Le pire c'est que tout les morceaux de l'album Blank Generation sont géniaux

Note donnée au disque :       
zugal21 › mercredi 4 décembre 2013 - 17:08  message privé !

je plussoie le fond : groupe séminal

otisred › mercredi 4 décembre 2013 - 17:07  message privé !

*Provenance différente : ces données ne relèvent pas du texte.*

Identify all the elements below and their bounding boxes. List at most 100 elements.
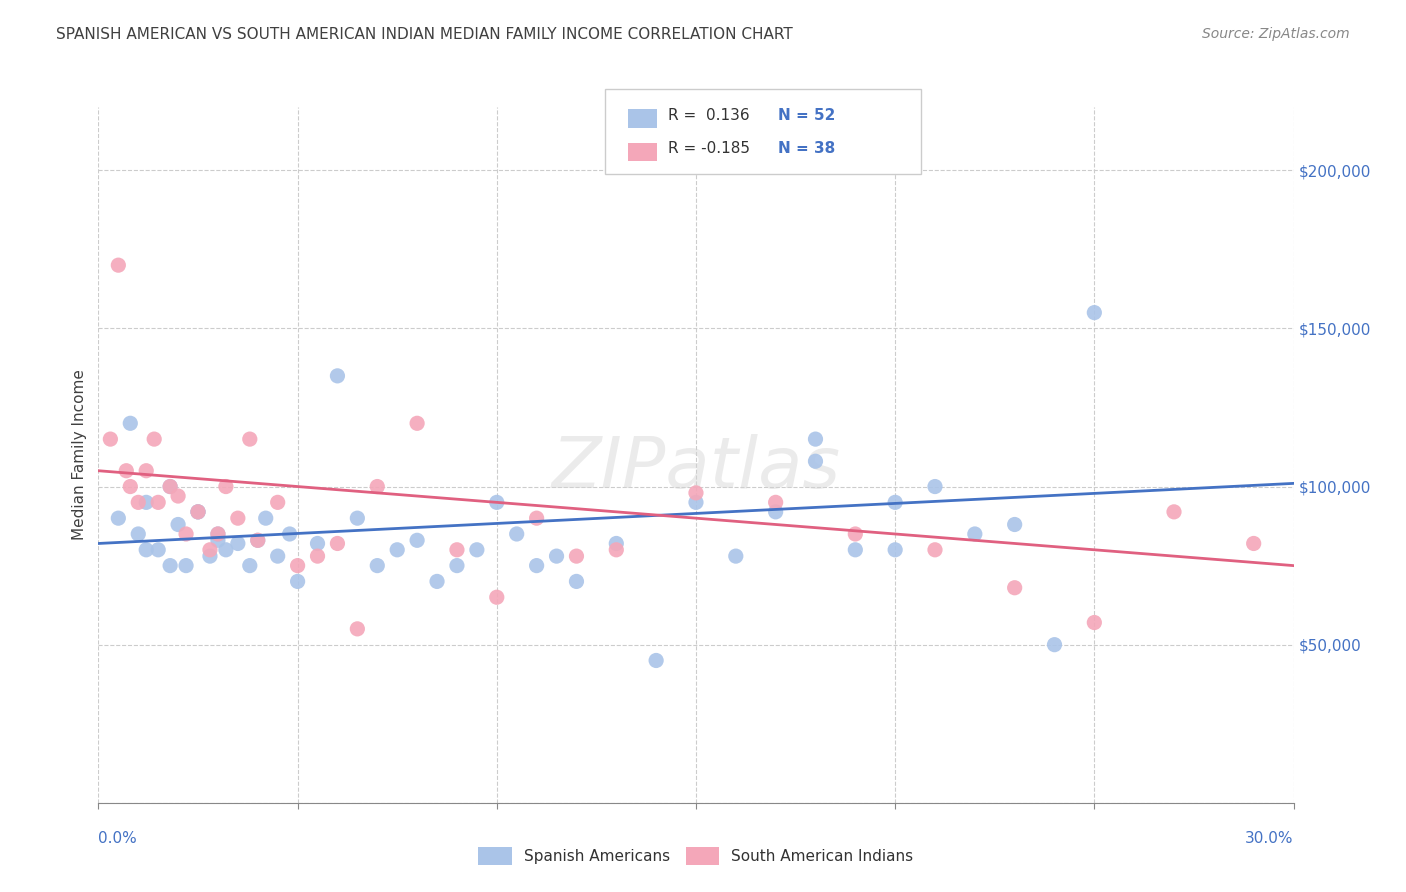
Point [1083, 305, 1105, 319]
Point [207, 527, 229, 541]
Point [239, 558, 262, 573]
Point [174, 558, 197, 573]
Text: SPANISH AMERICAN VS SOUTH AMERICAN INDIAN MEDIAN FAMILY INCOME CORRELATION CHART: SPANISH AMERICAN VS SOUTH AMERICAN INDIA… [56, 27, 793, 42]
Point [1043, 638, 1066, 652]
Point [924, 479, 946, 493]
Point [215, 479, 238, 493]
Point [159, 558, 181, 573]
Legend: Spanish Americans, South American Indians: Spanish Americans, South American Indian… [478, 847, 914, 864]
Point [605, 542, 627, 557]
Point [385, 542, 409, 557]
Point [765, 495, 787, 509]
Point [198, 542, 221, 557]
Point [115, 464, 138, 478]
Point [605, 536, 627, 550]
Point [135, 464, 157, 478]
Point [406, 417, 429, 431]
Point [506, 527, 529, 541]
Point [107, 511, 129, 525]
Point [143, 432, 166, 446]
Point [366, 479, 388, 493]
Point [446, 558, 468, 573]
Point [526, 558, 548, 573]
Point [804, 432, 827, 446]
Point [254, 511, 277, 525]
Point [127, 495, 149, 509]
Point [215, 542, 238, 557]
Point [135, 542, 157, 557]
Point [246, 533, 269, 548]
Point [239, 432, 262, 446]
Point [446, 542, 468, 557]
Text: 0.0%: 0.0% [98, 830, 138, 846]
Point [326, 536, 349, 550]
Point [120, 479, 142, 493]
Point [159, 479, 181, 493]
Point [645, 653, 668, 667]
Point [884, 495, 907, 509]
Point [107, 258, 129, 272]
Point [278, 527, 301, 541]
Point [207, 533, 229, 548]
Point [1004, 581, 1026, 595]
Point [1004, 517, 1026, 532]
Point [187, 505, 209, 519]
Point [685, 495, 707, 509]
Point [406, 533, 429, 548]
Point [565, 549, 588, 563]
Point [267, 495, 290, 509]
Point [346, 511, 368, 525]
Point [844, 542, 866, 557]
Point [98, 432, 122, 446]
Point [167, 517, 190, 532]
Point [287, 558, 309, 573]
Point [167, 489, 190, 503]
Point [307, 549, 329, 563]
Point [346, 622, 368, 636]
Point [565, 574, 588, 589]
Point [1243, 536, 1265, 550]
Point [804, 454, 827, 468]
Point [226, 511, 249, 525]
Point [1163, 505, 1185, 519]
Point [765, 505, 787, 519]
Point [226, 536, 249, 550]
Point [135, 495, 157, 509]
Text: N = 52: N = 52 [778, 108, 835, 122]
Text: Source: ZipAtlas.com: Source: ZipAtlas.com [1202, 27, 1350, 41]
Text: ZIPatlas: ZIPatlas [551, 434, 841, 503]
Point [307, 536, 329, 550]
Point [485, 591, 508, 605]
Point [148, 495, 170, 509]
Point [326, 368, 349, 383]
Text: 30.0%: 30.0% [1246, 830, 1294, 846]
Point [287, 574, 309, 589]
Point [366, 558, 388, 573]
Point [1083, 615, 1105, 630]
Point [844, 527, 866, 541]
Point [924, 542, 946, 557]
Point [546, 549, 568, 563]
Point [246, 533, 269, 548]
Point [465, 542, 488, 557]
Point [207, 527, 229, 541]
Point [685, 486, 707, 500]
Point [198, 549, 221, 563]
Point [187, 505, 209, 519]
Point [174, 527, 197, 541]
Point [127, 527, 149, 541]
Text: R =  0.136: R = 0.136 [668, 108, 749, 122]
Point [884, 542, 907, 557]
Point [267, 549, 290, 563]
Point [485, 495, 508, 509]
Point [963, 527, 986, 541]
Point [526, 511, 548, 525]
Point [159, 479, 181, 493]
Point [426, 574, 449, 589]
Point [148, 542, 170, 557]
Text: N = 38: N = 38 [778, 142, 835, 156]
Text: R = -0.185: R = -0.185 [668, 142, 749, 156]
Point [187, 505, 209, 519]
Point [120, 417, 142, 431]
Point [724, 549, 747, 563]
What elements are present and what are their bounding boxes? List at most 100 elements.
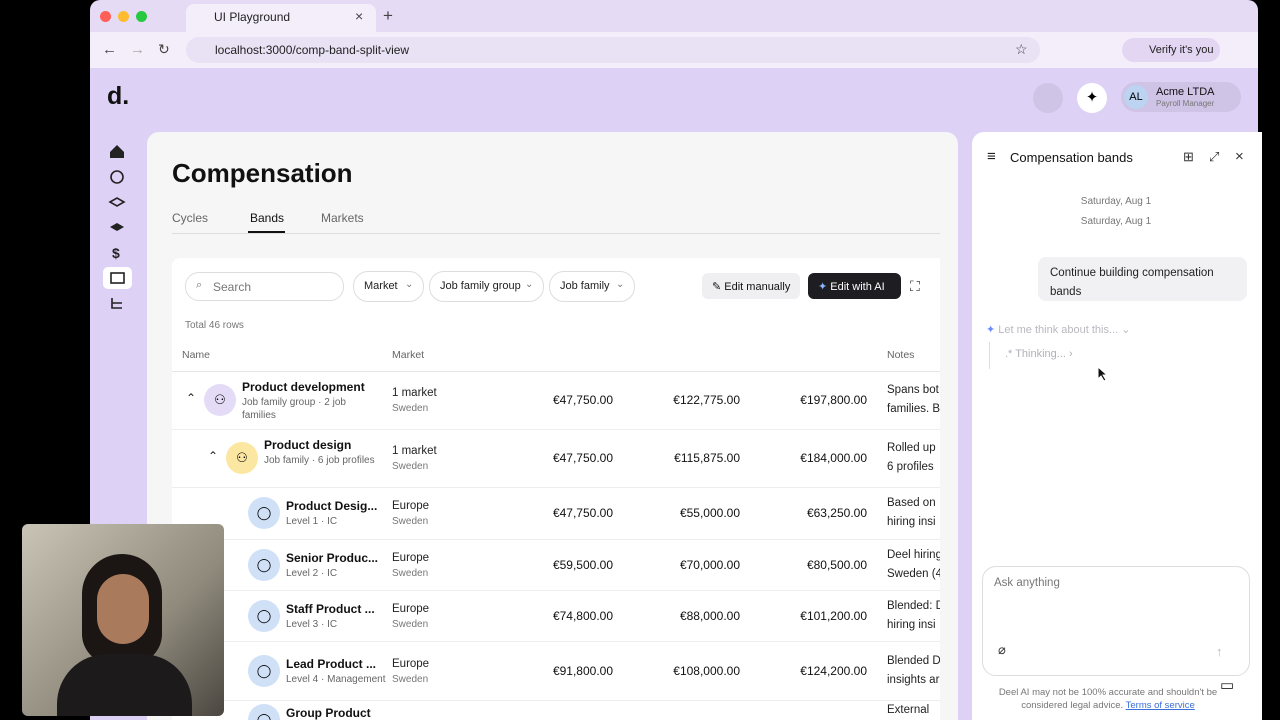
account-role: Payroll Manager bbox=[1156, 99, 1215, 108]
thinking-text: Thinking... bbox=[1015, 348, 1066, 360]
row-subtitle: Level 3 · IC bbox=[286, 618, 338, 630]
terms-link[interactable]: Terms of service bbox=[1125, 700, 1195, 711]
ai-thought-text: Let me think about this... bbox=[998, 324, 1119, 336]
filter-label: Market bbox=[364, 280, 398, 292]
row-icon: ⚇ bbox=[204, 384, 236, 416]
expand-toggle[interactable]: ⌃ bbox=[208, 449, 219, 463]
notes: Blended: D bbox=[887, 599, 940, 612]
notes: Rolled up bbox=[887, 442, 936, 454]
maximum: €197,800.00 bbox=[800, 393, 867, 407]
filter-dropdown[interactable]: Job family group ⌄ bbox=[429, 271, 544, 302]
row-icon: ⚇ bbox=[226, 442, 258, 474]
fullscreen-button[interactable]: ⛶ bbox=[910, 278, 920, 294]
webcam-person-face bbox=[97, 574, 149, 644]
table-row[interactable]: ◯ Product Desig... Level 1 · IC Europe Swede… bbox=[172, 487, 940, 540]
edit-manually-text: Edit manually bbox=[724, 281, 791, 293]
tab[interactable]: Bands bbox=[250, 211, 285, 225]
chat-menu[interactable]: ≡ bbox=[987, 148, 996, 165]
theme-button[interactable] bbox=[1033, 83, 1063, 113]
row-icon: ◯ bbox=[248, 548, 280, 581]
chat-input[interactable] bbox=[982, 566, 1250, 676]
table-row[interactable]: ◯ Lead Product ... Level 4 · Management Eur… bbox=[172, 641, 940, 701]
address-bar[interactable] bbox=[186, 37, 1040, 63]
nav-table-active[interactable] bbox=[103, 267, 132, 289]
nav-home[interactable] bbox=[110, 145, 124, 158]
minimum: €47,750.00 bbox=[552, 506, 613, 520]
nav-table-icon bbox=[110, 272, 125, 284]
chat-input-placeholder: Ask anything bbox=[994, 577, 1060, 589]
ai-button[interactable]: ✦ bbox=[1077, 83, 1107, 113]
reload-button[interactable]: ↻ bbox=[158, 41, 170, 57]
filter-chevron: ⌄ bbox=[616, 279, 625, 290]
new-tab[interactable]: + bbox=[383, 6, 393, 25]
row-name: Product Desig... bbox=[286, 499, 378, 513]
nav-layers[interactable] bbox=[108, 197, 126, 207]
maximum: €63,250.00 bbox=[806, 506, 867, 520]
row-subtitle: Job family · 6 job profiles bbox=[264, 455, 375, 466]
edit-manually-button[interactable] bbox=[702, 273, 800, 299]
ai-thought[interactable]: ✦ Let me think about this... ⌄ bbox=[986, 324, 1131, 336]
market: Europe bbox=[392, 500, 430, 512]
tab[interactable]: Markets bbox=[321, 211, 364, 225]
send-button[interactable]: ↑ bbox=[1216, 644, 1223, 659]
expand-toggle[interactable]: ⌃ bbox=[186, 391, 197, 405]
notes: families. B bbox=[887, 403, 940, 415]
maximum: €124,200.00 bbox=[800, 663, 867, 678]
column-header: Notes bbox=[887, 349, 915, 361]
disclaimer: Deel AI may not be 100% accurate and sho… bbox=[992, 686, 1224, 712]
nav-info[interactable] bbox=[110, 170, 124, 184]
bookmark-star[interactable]: ☆ bbox=[1015, 41, 1028, 57]
market-sub: Sweden bbox=[392, 673, 429, 685]
thinking[interactable]: .* Thinking... › bbox=[1005, 348, 1073, 360]
nav-tree[interactable] bbox=[111, 298, 122, 309]
filter-dropdown[interactable]: Job family ⌄ bbox=[549, 271, 635, 302]
table-row[interactable]: ⌃ ⚇ Product design Job family · 6 job profi… bbox=[172, 429, 940, 488]
table-row[interactable]: ◯ Staff Product ... Level 3 · IC Europe Swed… bbox=[172, 590, 940, 642]
table-row[interactable]: ◯ Senior Produc... Level 2 · IC Europe Swede… bbox=[172, 539, 940, 591]
tab-close[interactable]: × bbox=[355, 8, 364, 24]
table-panel bbox=[172, 258, 940, 720]
minimize-window[interactable] bbox=[118, 11, 129, 22]
row-name: Senior Produc... bbox=[286, 550, 379, 565]
maximize-window[interactable] bbox=[136, 11, 147, 22]
logo[interactable]: d. bbox=[107, 82, 130, 110]
disclaimer-text: Deel AI may not be 100% accurate and sho… bbox=[998, 687, 1218, 711]
notes: Deel hiring bbox=[887, 548, 940, 561]
notes: Spans bot bbox=[887, 384, 939, 396]
market-sub: Sweden bbox=[392, 461, 429, 472]
table-row[interactable]: ⌃ ⚇ Product development Job family group · … bbox=[172, 371, 940, 430]
row-subtitle: Level 2 · IC bbox=[286, 567, 338, 579]
close-window[interactable] bbox=[100, 11, 111, 22]
filter-dropdown[interactable]: Market ⌄ bbox=[353, 271, 424, 302]
chat-date: Saturday, Aug 1 bbox=[1080, 196, 1152, 207]
nav-stack[interactable] bbox=[110, 223, 124, 231]
new-chat[interactable]: ⊞ bbox=[1183, 149, 1194, 164]
market-sub: Sweden bbox=[392, 516, 429, 527]
profile-button[interactable] bbox=[1122, 38, 1220, 62]
table-row[interactable]: ◯ Group Product External bbox=[172, 700, 940, 720]
row-name: Group Product bbox=[286, 706, 371, 720]
forward-button[interactable]: → bbox=[130, 41, 145, 58]
maximum: €101,200.00 bbox=[800, 608, 867, 623]
chat-panel bbox=[972, 132, 1262, 720]
feedback-button[interactable]: ▭ bbox=[1220, 677, 1235, 694]
tab[interactable]: Cycles bbox=[172, 211, 209, 225]
back-button[interactable]: ← bbox=[102, 41, 117, 58]
filter-chevron: ⌄ bbox=[525, 279, 534, 290]
minimum: €91,800.00 bbox=[552, 663, 613, 678]
table-body: ⌃ ⚇ Product development Job family group · … bbox=[172, 371, 940, 720]
market-sub: Sweden bbox=[392, 567, 429, 579]
search-input[interactable] bbox=[185, 272, 344, 301]
row-name: Product development bbox=[242, 380, 365, 394]
column-header: Name bbox=[182, 349, 211, 361]
expand-chat[interactable]: ⤢ bbox=[1209, 149, 1220, 164]
nav-money[interactable]: $ bbox=[112, 245, 120, 261]
browser-tab[interactable] bbox=[186, 4, 376, 32]
attach-button[interactable]: ⌀ bbox=[998, 642, 1006, 657]
close-chat[interactable]: × bbox=[1235, 148, 1244, 165]
market: Europe bbox=[392, 551, 430, 564]
tab-underline bbox=[248, 231, 285, 233]
edit-with-ai-button[interactable] bbox=[808, 273, 901, 299]
maximum: €184,000.00 bbox=[800, 451, 867, 465]
filter-label: Job family group bbox=[440, 280, 521, 292]
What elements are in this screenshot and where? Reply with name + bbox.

merci de plussoyer zugal... mais quand je parle du chef-d'oeuvre (c'est chiant tellement ce mot est galvaudé) ce n'est pas le single croniqué mais vous aurez tous pertinemment rectifié qu'il s'agit de l'album "Blank Generation" sorti chez Sire en septembre 77 car il n'y a pas que ces 3 titres à ressortir, tout est est à prendre en pleine poire. Phil

zugal21 › mercredi 4 décembre 2013 - 16:49  message privé !

je plussoie grave otisred

otisred › mercredi 4 décembre 2013 - 16:48  message privé !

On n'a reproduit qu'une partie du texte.